In a world that moves as quickly as ours does, it is comforting to know there will always be a certain stability to the Catholic Church. It is no great secret that the Catholic Church changes slowly, very slowly. She does so because she wants to be confident that, after much prayer and reflection, any developments will bring about a more authentic and Gospel oriented Church, and not one that is merely giving into contemporary ideas and values. The Church recognizes it has a great responsibility for the spiritual lives of its members and for their eternal destinies. Therefore, any modications in Church teaching, practice, or worship must be done carefully and judiciously. is, of course, frustrates those
who think “Why can’t the Church get with the times and change their teaching on x, y,
and z ?!” , but the Church has never felt the need to be “trendy”. In recent times, at least from the perspective of the long history of the Church, one place that has experienced a great deal of change is religious life. For centuries, priests, nuns and brothers maintained a lifestyle that was fairly regimented and uniform. And while these consecrated men and women served the church and the world selflessly, Vatican II encouraged religious congregations to look back to the reason why their communities were founded in the first place, and recapture the initial enthusiasm and spirit their founders had. The world in which many religious congregations began was a much different one than of today. Some communities were founded with a very specific mission, e.g. to teach poor girls how to do domestic work, or to ransom Christians taken by non-Christians, or to minister to a particular immigrant group.
When the need for these apostolates disappeared, the congregations founded for these particular works were then left asking, “what is our role in the world to be ?” So, they examined the situation around them, discovered what the current needs are, and adapted their charism so that they would continue to live out their religious vocation in a modern context.
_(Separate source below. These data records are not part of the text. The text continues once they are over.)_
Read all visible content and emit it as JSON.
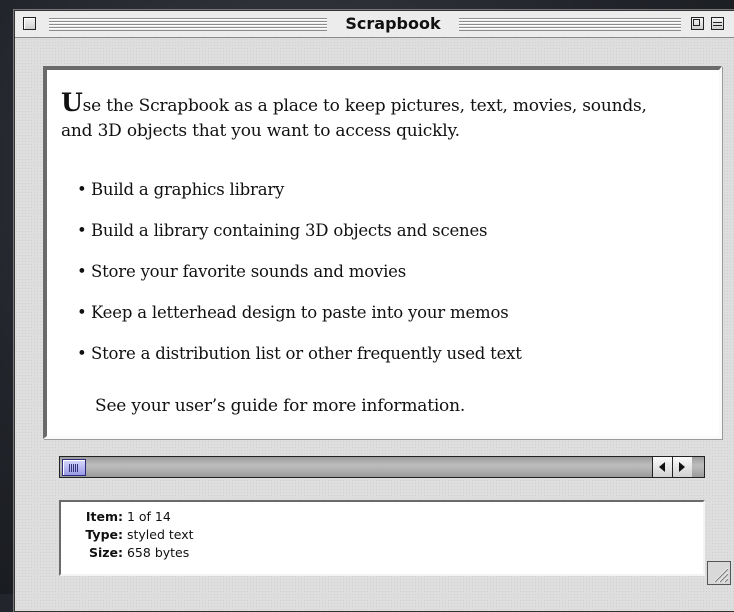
{
  "window": {
    "title": "Scrapbook"
  },
  "content": {
    "intro_initial": "U",
    "intro_rest": "se the Scrapbook as a place to keep pictures, text, movies, sounds, and 3D objects that you want to access quickly.",
    "bullets": [
      "Build a graphics library",
      "Build a library containing 3D objects and scenes",
      "Store your favorite sounds and movies",
      "Keep a letterhead design to paste into your memos",
      "Store a distribution list or other frequently used text"
    ],
    "footnote": "See your user’s guide for more information."
  },
  "info": {
    "item_label": "Item:",
    "item_value": "1 of 14",
    "type_label": "Type:",
    "type_value": "styled text",
    "size_label": "Size:",
    "size_value": "658 bytes"
  },
  "scrollbar": {
    "position": 0.0
  },
  "icons": {
    "close": "close-box-icon",
    "zoom": "zoom-box-icon",
    "collapse": "collapse-box-icon",
    "scroll_left": "left-arrow-icon",
    "scroll_right": "right-arrow-icon",
    "grow": "resize-grip-icon"
  },
  "colors": {
    "thumb": "#9a9ae6",
    "window_bg": "#dedede"
  }
}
This was not an easy process as it meant modifying traditions and customs that may have existed for centuries; it meant years of careful discernment and
study, and it meant experiments that sometimes worked, and sometimes didn’t. Always attentive to the Church’s directives, Mother Angeline embraced the Vatican Council’s call for revitalizing religious life. She sent Pope Paul VI’s Exhortation on the Renewal of Religious Life (1971) to all of her Sisters, and had the Sisters read and reflect on this important document. She believed wholeheartedly that religious life was not some static, never changing reality, but a way of living that is open to adaptation: “since we were established in 1929 we have not allowed ourselves to stand still”. And while Mother certainly believed the homes her community administered should be up to date with the
latest advances in geriatric care, she told her Sisters, “we must never allow ourselves to forget our original purpose, and our growth spiritually must never suffer as a result of professional training.”
Mother Angeline was not afraid of change. In fact, she was courageous enough to leave her former religious community when she discerned that the Holy Spirit was leading
her in a different direction. But Mother, by temperament, was not in any way reckless
or impulsive. When she did decide to leave her community, she only did so after a long
period of prayer and in consultation with people whose judgement she could trust.
In the same way with the new community she founded, she made sure that she and her
Sisters understood what was being asked of them in terms of religious renewal. Any changes would have to be carefully studied; the consequences would have to be prayerfully considered. She wrote, “We have endeavored to keep our Congregation in step with the times, holding on, however, to the basic principles of religious life, and remaining faithful to Rome.” Ultimately, Mother Angeline reminds us that, regardless of our state in life, our lives must be oriented towards the Divine. How we do this may change over the years, but the goal always remains the same: faithful service to God and to our brothers and sisters.